真似はその形をまねずして、その心を真似よ。
【「渋沢栄一訓言集」一言集】より
現代の言葉で言うと
何かを真似する場合、その形だけを真似するのではなく、その心まで真似ることだ
最強の学習法(守破離)
みんな最初は真似ることから始まる
守破離とは、武道や芸術などの世界で良く使われる言葉です。人が 成長する上で重要なステップを示しています。
「守」は、師や流派の教え、型、技を忠実に守り、確実に身につける段階です。 一人の師匠、一つの流派を徹底的に真似る作業がポイントとなっています。そして この段階がすべてのベースとなるので一番重要です。
「破」は、他の師や流派の教えについても考え、良いものを取り入れ、心技を発展させる段階。つまり「守」で身につけた流派に、他流派のよい面を+αしていく段階なので、「守」でその流派の心まで身につけていることが前提になっています。
「離」は、一つの流派から離れ、独自の新しいものを生み出し確立させる段階です。 ここまできてやっと個性をだして自己流を生み出すことができます。
渋沢栄一は真似ることの天才だった
渋沢栄一は、少年の時から父親の商売をみて、徹底的に真似ることで商才を養いました。また渋沢栄一が27歳のときバリ万博へ行った際、ヨーロッパの近代社会から「株式会社」「銀行」「合本組織」「製鉄」「新聞」「水道」「ガス」「列車」などを学び、それを真似することで日本の近代化の礎を築いたのです。
形だけ真似をしても上手くいかない
「守破離」から、まず一つのことを徹底的に真似ることが大切なのが分かります。しかし多くの人は、 いきなり自己流で新たなことに挑戦したり、 真似るにしても形だけ真似しようとする人が大半です。
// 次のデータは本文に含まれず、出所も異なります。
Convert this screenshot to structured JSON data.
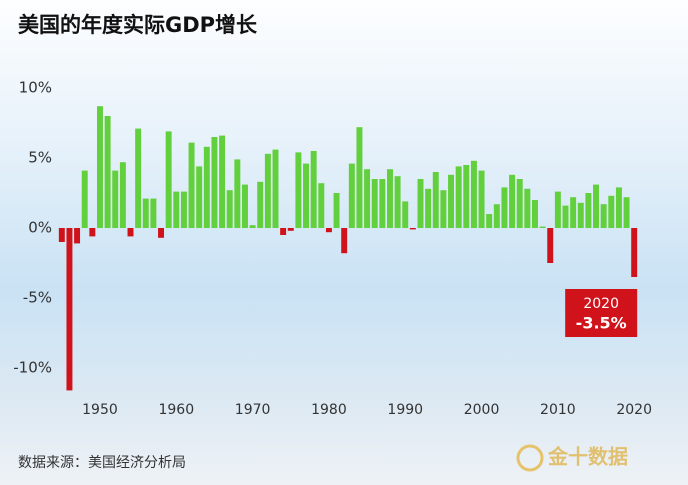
{
  "chart_data": {
    "type": "bar",
    "title": "美国的年度实际GDP增长",
    "x": [
      1945,
      1946,
      1947,
      1948,
      1949,
      1950,
      1951,
      1952,
      1953,
      1954,
      1955,
      1956,
      1957,
      1958,
      1959,
      1960,
      1961,
      1962,
      1963,
      1964,
      1965,
      1966,
      1967,
      1968,
      1969,
      1970,
      1971,
      1972,
      1973,
      1974,
      1975,
      1976,
      1977,
      1978,
      1979,
      1980,
      1981,
      1982,
      1983,
      1984,
      1985,
      1986,
      1987,
      1988,
      1989,
      1990,
      1991,
      1992,
      1993,
      1994,
      1995,
      1996,
      1997,
      1998,
      1999,
      2000,
      2001,
      2002,
      2003,
      2004,
      2005,
      2006,
      2007,
      2008,
      2009,
      2010,
      2011,
      2012,
      2013,
      2014,
      2015,
      2016,
      2017,
      2018,
      2019,
      2020
    ],
    "values": [
      -1.0,
      -11.6,
      -1.1,
      4.1,
      -0.6,
      8.7,
      8.0,
      4.1,
      4.7,
      -0.6,
      7.1,
      2.1,
      2.1,
      -0.7,
      6.9,
      2.6,
      2.6,
      6.1,
      4.4,
      5.8,
      6.5,
      6.6,
      2.7,
      4.9,
      3.1,
      0.2,
      3.3,
      5.3,
      5.6,
      -0.5,
      -0.2,
      5.4,
      4.6,
      5.5,
      3.2,
      -0.3,
      2.5,
      -1.8,
      4.6,
      7.2,
      4.2,
      3.5,
      3.5,
      4.2,
      3.7,
      1.9,
      -0.1,
      3.5,
      2.8,
      4.0,
      2.7,
      3.8,
      4.4,
      4.5,
      4.8,
      4.1,
      1.0,
      1.7,
      2.9,
      3.8,
      3.5,
      2.8,
      2.0,
      0.1,
      -2.5,
      2.6,
      1.6,
      2.2,
      1.8,
      2.5,
      3.1,
      1.7,
      2.3,
      2.9,
      2.2,
      -3.5
    ],
    "positive_color": "#62cf3c",
    "negative_color": "#d0121b",
    "xlim": [
      1944.5,
      2020.5
    ],
    "xticks": [
      1950,
      1960,
      1970,
      1980,
      1990,
      2000,
      2010,
      2020
    ],
    "ylim": [
      -12,
      11.5
    ],
    "yticks": [
      {
        "value": 10,
        "label": "10%"
      },
      {
        "value": 5,
        "label": "5%"
      },
      {
        "value": 0,
        "label": "0%"
      },
      {
        "value": -5,
        "label": "-5%"
      },
      {
        "value": -10,
        "label": "-10%"
      }
    ],
    "annotation": {
      "x": "2020",
      "value": "-3.5%"
    },
    "source": "数据来源：美国经济分析局",
    "logo": "金十数据"
  }
}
まず形から入るのは全然OKですが、渋沢栄一が言うように 「その心まで真似ること」を最終的には目指すべきです。
一流ホテルを形だけ真似をして建物だけ豪華にしても、うまくいかないことは明白です。一流ホテルとは建物も従業員のサービスも一流だからこそ「一流ホテル」と言われているのです。ここにビジネスの難しさがあります、 お金を出せば建物を真似することはできても、従業員のサービスの質まで真似ることはできないからです。
心まで真似るには
なにかに挑戦するとき、何かを学ぶとき、心まで真似るにはどうしたらいいのでしょうか?
まずは 守破離の「守」をおろそかにしないこと、個性を出すことを焦らないことが重要です。 まず形をまね、その形がなぜ大切なのかゆっくりと核心にせまっていきましょう。
また真似をするとき、 一流の人がどのような心構えでやっているのか伝記などをみて学ぶことも役立ちます。その人の行動や成果だけにとらわれず、心構えまで真似することができれば、あなたもきっと大きく成長し、なすべきことを成し遂げることができるでしょう。